Vor wenigen Tagen hatte das marokkanische Innenministerium mitgeteilt, eine Gruppe von Menschen festgenommen zu haben. Sie sollen neue Versuche der illegalen Einreise in die spanischen Exklaven Ceuta und Melilla angestiftet haben. In sozialen Netzwerken waren Aufrufe zu gemeinsamen Massenüberquerungen am 15. August verbreitet worden.
Stacheldraht, Wasserwerfer und Patrouillenboote
Vor allem auf marokkanischer Seite wurden die Sicherheitsmaßnahmen in den vergangenen Tagen massiv ausgeweitet. Nach Angaben von Augenzeugen waren Sicherheitskräfte rund um Ceuta und Melilla stark präsent und verhinderten mögliche Grenzübertritte bereits im Vorfeld. Hunderte Migranten, darunter viele aus Ländern südlich der Sahara, wurden nahe der etwa 20 Kilometer von Ceuta entfernten Grenzstadt Fnideq gestoppt und an einer Überquerung gehindert.
Unter Berufung auf Sicherheitskreise berichtete das marokkanische Portal Le360, dass in Fnideq und Umgebung 294 Menschen ohne gültige Papiere festgenommen worden seien.
Laut RTVE wurden in Fnideq zusätzliche Sperren aus Stacheldraht und Nato-Draht errichtet. Patrouillenboote überwachen die Küste, an der Grenze stehen Wasserwerfer bereit. Hinzu kommen zahlreiche Kontrollstellen auf den Zufahrtsstraßen.
Auch Spanien hat die Sicherheitsvorkehrungen erhöht. In Ceuta sind inzwischen 880 Beamte der Nationalpolizei im Einsatz, 270 mehr als noch Ende Juli. Unterstützt werden sie von rund 2.000 Soldaten sowie etwa 700 Kräften der Guardia Civil.
Rückkehr zur Normalität braucht Zeit
Der Ansturm von Ende Juli gilt als beispiellos. Vor allem am 30. Juli gelangten Zehntausende Migranten meist schwimmend nach Ceuta.

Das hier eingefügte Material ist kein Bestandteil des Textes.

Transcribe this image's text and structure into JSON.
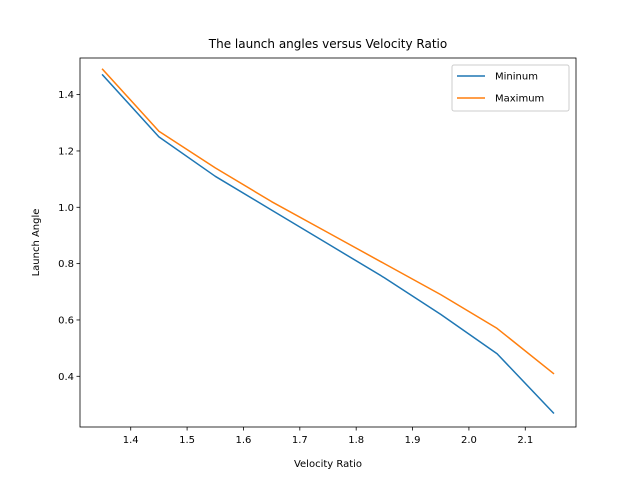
{
  "chart_data": {
    "type": "line",
    "title": "The launch angles versus Velocity Ratio",
    "xlabel": "Velocity Ratio",
    "ylabel": "Launch Angle",
    "xlim": [
      1.31,
      2.19
    ],
    "ylim": [
      0.22,
      1.53
    ],
    "xticks": [
      1.4,
      1.5,
      1.6,
      1.7,
      1.8,
      1.9,
      2.0,
      2.1
    ],
    "xtick_labels": [
      "1.4",
      "1.5",
      "1.6",
      "1.7",
      "1.8",
      "1.9",
      "2.0",
      "2.1"
    ],
    "yticks": [
      0.4,
      0.6,
      0.8,
      1.0,
      1.2,
      1.4
    ],
    "ytick_labels": [
      "0.4",
      "0.6",
      "0.8",
      "1.0",
      "1.2",
      "1.4"
    ],
    "grid": false,
    "legend_position": "top-right",
    "x": [
      1.35,
      1.45,
      1.55,
      1.65,
      1.75,
      1.85,
      1.95,
      2.05,
      2.15
    ],
    "series": [
      {
        "name": "Mininum",
        "color": "#1f77b4",
        "values": [
          1.47,
          1.25,
          1.11,
          0.99,
          0.87,
          0.75,
          0.62,
          0.48,
          0.27
        ]
      },
      {
        "name": "Maximum",
        "color": "#ff7f0e",
        "values": [
          1.49,
          1.27,
          1.14,
          1.02,
          0.91,
          0.8,
          0.69,
          0.57,
          0.41
        ]
      }
    ]
  }
}
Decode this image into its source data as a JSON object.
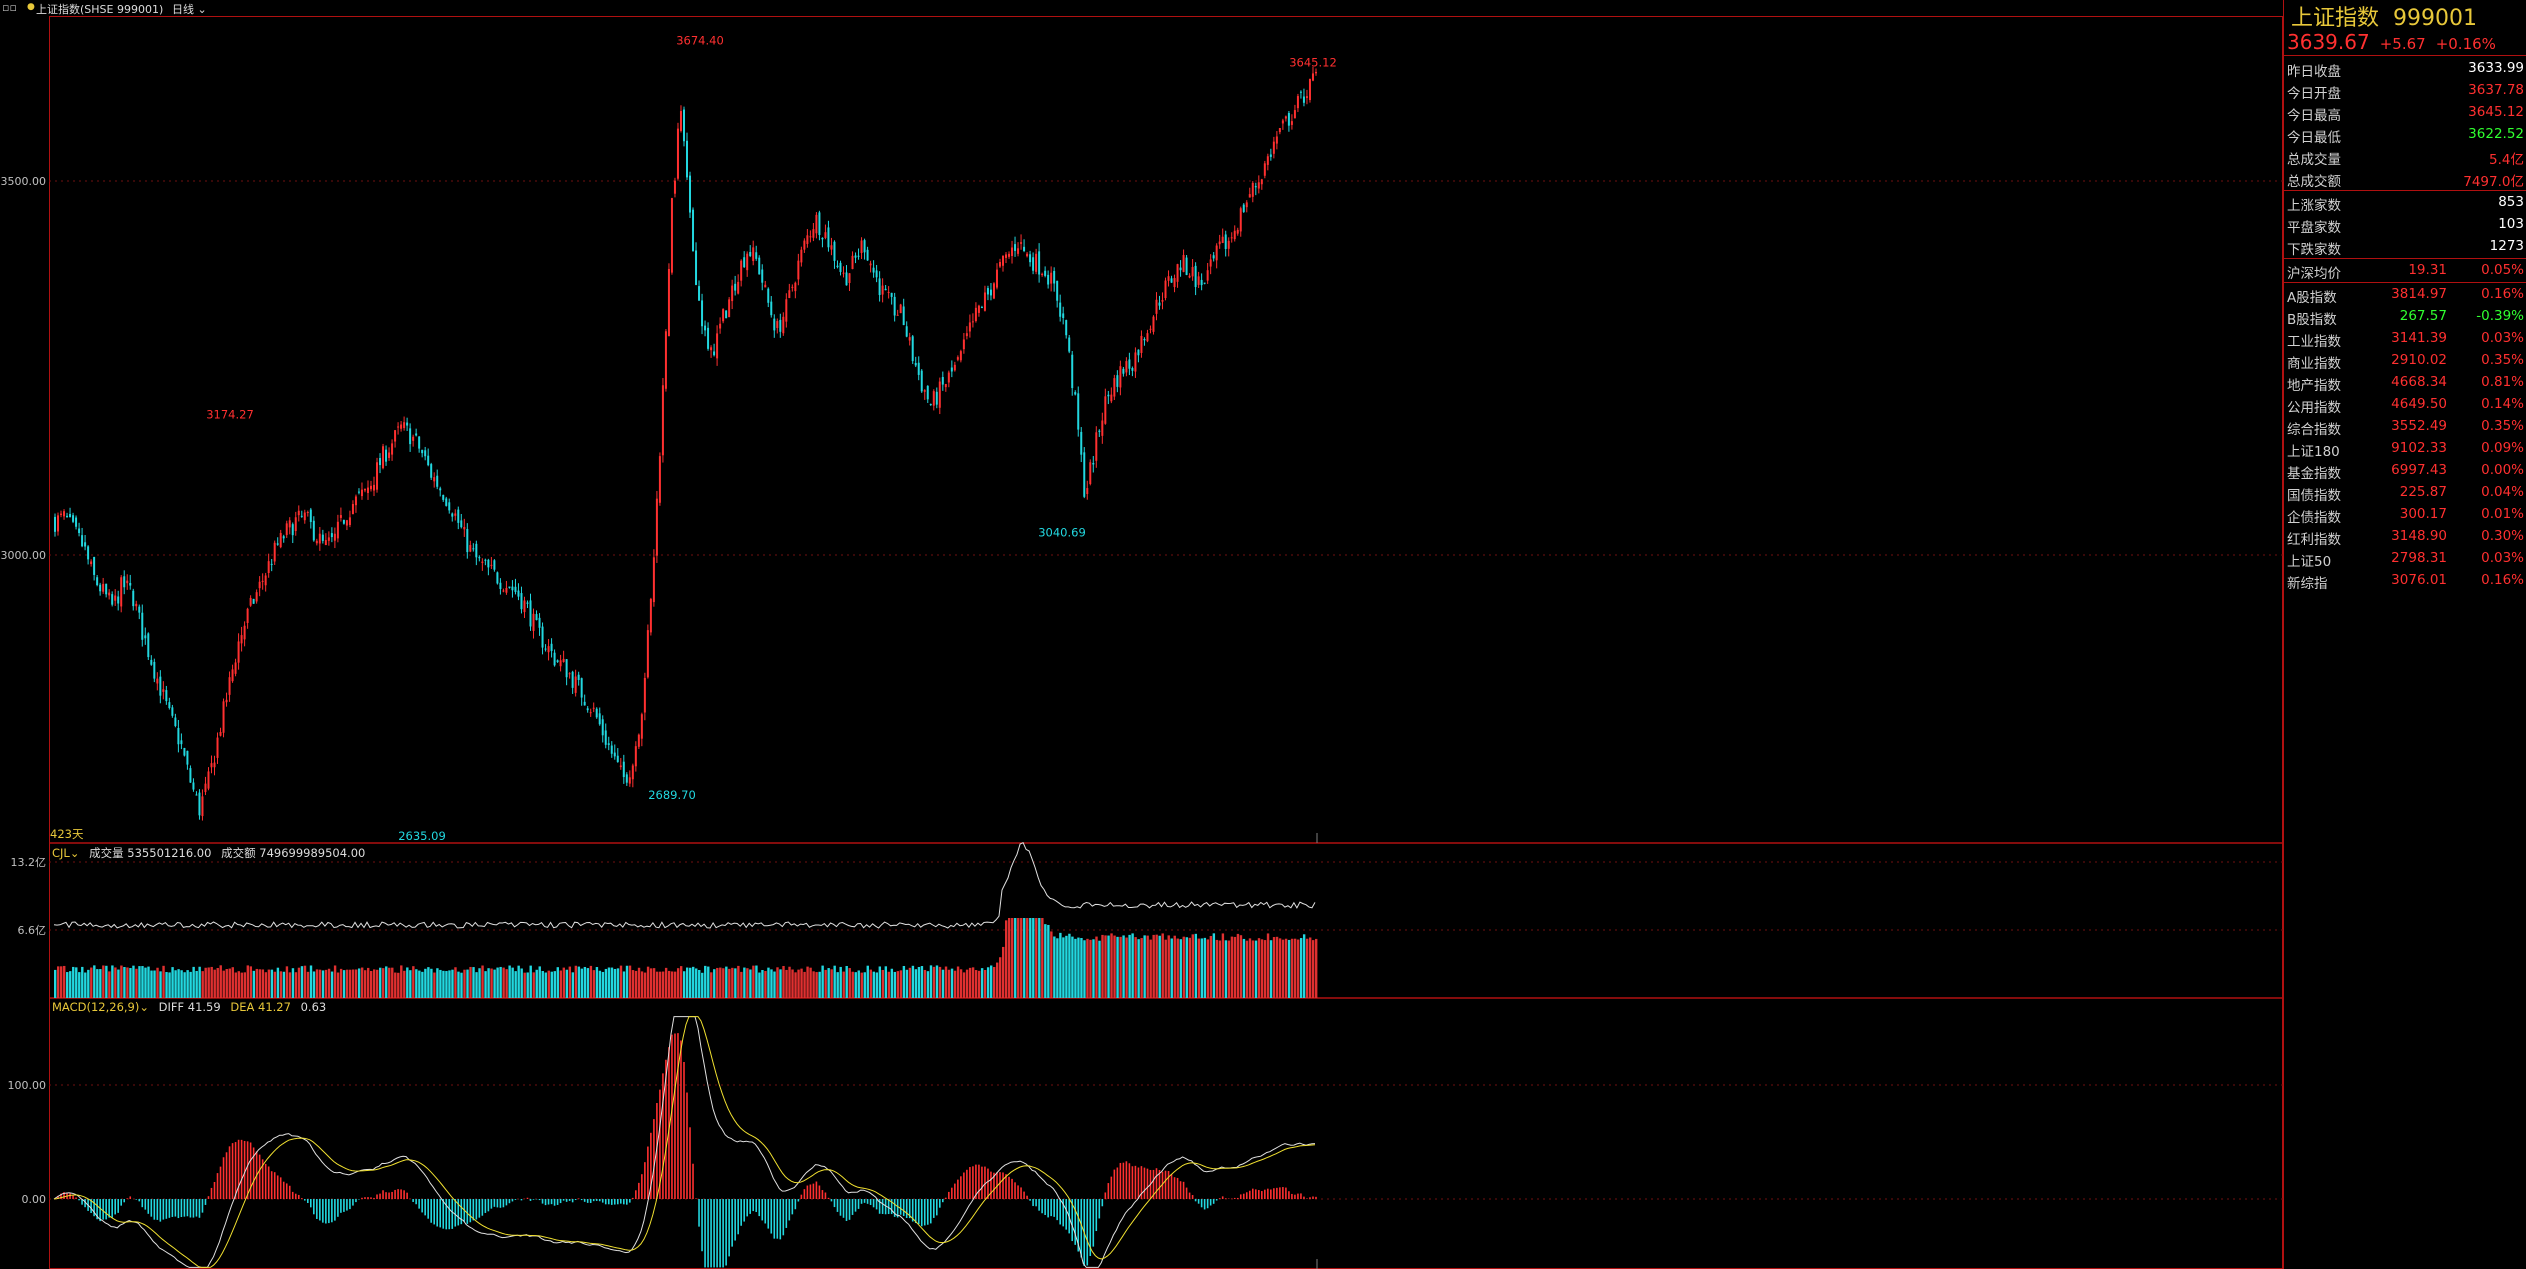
{
  "toolbar": {
    "window_controls": "▫▫",
    "instrument": "上证指数(SHSE 999001)",
    "period": "日线"
  },
  "quote": {
    "name": "上证指数",
    "code": "999001",
    "last": "3639.67",
    "change": "+5.67",
    "change_pct": "+0.16%",
    "fields": [
      {
        "label": "昨日收盘",
        "value": "3633.99",
        "color": "#ffffff"
      },
      {
        "label": "今日开盘",
        "value": "3637.78",
        "color": "#ff3030"
      },
      {
        "label": "今日最高",
        "value": "3645.12",
        "color": "#ff3030"
      },
      {
        "label": "今日最低",
        "value": "3622.52",
        "color": "#30ff30"
      },
      {
        "label": "总成交量",
        "value": "5.4亿",
        "color": "#ff3030"
      },
      {
        "label": "总成交额",
        "value": "7497.0亿",
        "color": "#ff3030"
      }
    ],
    "breadth": [
      {
        "label": "上涨家数",
        "value": "853"
      },
      {
        "label": "平盘家数",
        "value": "103"
      },
      {
        "label": "下跌家数",
        "value": "1273"
      }
    ],
    "avg_price": {
      "label": "沪深均价",
      "value": "19.31",
      "pct": "0.05%"
    },
    "indices": [
      {
        "label": "A股指数",
        "value": "3814.97",
        "pct": "0.16%",
        "color": "#ff3030"
      },
      {
        "label": "B股指数",
        "value": "267.57",
        "pct": "-0.39%",
        "color": "#30ff30"
      },
      {
        "label": "工业指数",
        "value": "3141.39",
        "pct": "0.03%",
        "color": "#ff3030"
      },
      {
        "label": "商业指数",
        "value": "2910.02",
        "pct": "0.35%",
        "color": "#ff3030"
      },
      {
        "label": "地产指数",
        "value": "4668.34",
        "pct": "0.81%",
        "color": "#ff3030"
      },
      {
        "label": "公用指数",
        "value": "4649.50",
        "pct": "0.14%",
        "color": "#ff3030"
      },
      {
        "label": "综合指数",
        "value": "3552.49",
        "pct": "0.35%",
        "color": "#ff3030"
      },
      {
        "label": "上证180",
        "value": "9102.33",
        "pct": "0.09%",
        "color": "#ff3030"
      },
      {
        "label": "基金指数",
        "value": "6997.43",
        "pct": "0.00%",
        "color": "#ff3030"
      },
      {
        "label": "国债指数",
        "value": "225.87",
        "pct": "0.04%",
        "color": "#ff3030"
      },
      {
        "label": "企债指数",
        "value": "300.17",
        "pct": "0.01%",
        "color": "#ff3030"
      },
      {
        "label": "红利指数",
        "value": "3148.90",
        "pct": "0.30%",
        "color": "#ff3030"
      },
      {
        "label": "上证50",
        "value": "2798.31",
        "pct": "0.03%",
        "color": "#ff3030"
      },
      {
        "label": "新综指",
        "value": "3076.01",
        "pct": "0.16%",
        "color": "#ff3030"
      }
    ]
  },
  "panes": {
    "days_label": "423天",
    "volume_header": {
      "name": "CJL",
      "label1": "成交量",
      "value1": "535501216.00",
      "label2": "成交额",
      "value2": "749699989504.00"
    },
    "volume_ticks": [
      "13.2亿",
      "6.6亿"
    ],
    "macd_header": {
      "name": "MACD(12,26,9)",
      "diff": "DIFF 41.59",
      "dea": "DEA 41.27",
      "macd": "0.63"
    },
    "macd_ticks": [
      "100.00",
      "0.00"
    ]
  },
  "colors": {
    "up": "#ff3030",
    "down": "#22d8e0",
    "frame": "#b01010",
    "ma": "#f0e030",
    "line": "#e0e0e0"
  },
  "chart_data": {
    "type": "candlestick",
    "price_axis_ticks": [
      3500,
      3000
    ],
    "annotations": [
      {
        "label": "3174.27",
        "value": 3174.27,
        "kind": "high"
      },
      {
        "label": "2635.09",
        "value": 2635.09,
        "kind": "low"
      },
      {
        "label": "3674.40",
        "value": 3674.4,
        "kind": "high"
      },
      {
        "label": "2689.70",
        "value": 2689.7,
        "kind": "low"
      },
      {
        "label": "3040.69",
        "value": 3040.69,
        "kind": "low"
      },
      {
        "label": "3645.12",
        "value": 3645.12,
        "kind": "high"
      }
    ],
    "closes": [
      3045,
      3050,
      3030,
      3010,
      2970,
      2950,
      2930,
      2960,
      2950,
      2900,
      2860,
      2820,
      2780,
      2750,
      2700,
      2660,
      2700,
      2760,
      2820,
      2880,
      2920,
      2950,
      2980,
      3010,
      3030,
      3045,
      3050,
      3030,
      3010,
      3020,
      3050,
      3070,
      3080,
      3100,
      3130,
      3150,
      3170,
      3160,
      3140,
      3110,
      3090,
      3070,
      3040,
      3010,
      2990,
      2980,
      2970,
      2960,
      2950,
      2930,
      2900,
      2880,
      2860,
      2850,
      2830,
      2810,
      2790,
      2760,
      2730,
      2700,
      2720,
      2800,
      2950,
      3180,
      3450,
      3600,
      3440,
      3330,
      3260,
      3300,
      3340,
      3380,
      3410,
      3390,
      3340,
      3300,
      3330,
      3380,
      3420,
      3450,
      3430,
      3400,
      3370,
      3390,
      3420,
      3380,
      3350,
      3330,
      3320,
      3270,
      3230,
      3200,
      3220,
      3240,
      3260,
      3300,
      3330,
      3350,
      3380,
      3400,
      3420,
      3400,
      3390,
      3380,
      3350,
      3300,
      3200,
      3080,
      3140,
      3200,
      3230,
      3250,
      3260,
      3290,
      3320,
      3350,
      3370,
      3390,
      3380,
      3360,
      3380,
      3410,
      3420,
      3450,
      3480,
      3500,
      3530,
      3560,
      3580,
      3600,
      3620,
      3640
    ],
    "macd_ticks": [
      100,
      0
    ]
  }
}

Dabei kamen Dutzende Menschen ums Leben. Nach der jüngsten offiziellen Mitteilung aus Madrid wurden 83 Leichen aus dem Meer geborgen. Nichtregierungsorganisationen gehen von weit mehr als hundert Todesopfern aus.
Nach Angaben der spanischen Regierung kehrte der Großteil der Ankommenden innerhalb weniger Stunden oder Tage nach Marokko zurück. Laut Innenminister Grande-Marlaska halten sich derzeit noch rund 5.000 Migranten in Ceuta auf. Bis wieder völlige Normalität herrscht, dürfte es allerdings noch einige Zeit dauern.